In this embodiment, the server of storage system 1 could, for example, be a Database Management System (DBMS) or DB server 10, which manages metadata in logical volume 13 through a logical path 12. It is a unique feature in this embodiment that the metadata contains the pointer information or data 14 which identifies a location of unstructured data in logical volumes 23 and 33 corresponding to the metadata. Thus, the pointer information 14 sets a relationship between unstructured data and metadata.

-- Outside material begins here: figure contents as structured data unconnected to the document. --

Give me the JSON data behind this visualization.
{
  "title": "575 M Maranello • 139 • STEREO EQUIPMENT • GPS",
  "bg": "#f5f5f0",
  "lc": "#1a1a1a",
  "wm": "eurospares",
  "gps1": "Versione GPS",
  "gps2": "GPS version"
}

It is a further unique feature in this embodiment that the I/O Processing Modules 20 and 30 contain DB clients 21 and 31, which communicate with the DB server 10 through logical paths 26 and 36.

1.2 Hardware Architecture

FIG. 2 illustrates an example of the hardware architecture of realizing the storage system 1 in this embodiment.

The storage system 1 includes a storage controller 100 for controlling operation of the storage system and multiple disk drives 161, 162 and 163 for storing data. The number of the disk drives is not limited to three. The storage controller 100 further includes a plurality of I/O channel adapters 101, 102 and 103 for interfacing to external apparatus such as hosts, a cache memory 121 for temporarily storing data, a terminal interface 123 for coupling with another apparatus, a plurality of disk adapters 141, 142 and 143 for interfacing to the disk drives 161,162 and 163 and a connecting facility 122. Each component is connected to each other through an internal network 131 and the connecting facility 122. Examples of types of networks for internal network 131 are Fibre Channel (FC) Network, PCI, InfiniBand, etc.

The Terminal Interface 123 operates as an interface (IF) to an external controller or a service processor, which may manage the storage controller 100, send commands and receive data through the Terminal Interface 123. The disk adapters 141, 142 and 143 also work as IF to disk drives 161, 162 and 163 via FC cable, SCSI cable or any other disk I/O cables 151, 152 and 153. Each adapter 141, 142 and 143 contains a processor to manage I/O processes. The number of disk adapters 141,142 and 143 is not limited to three.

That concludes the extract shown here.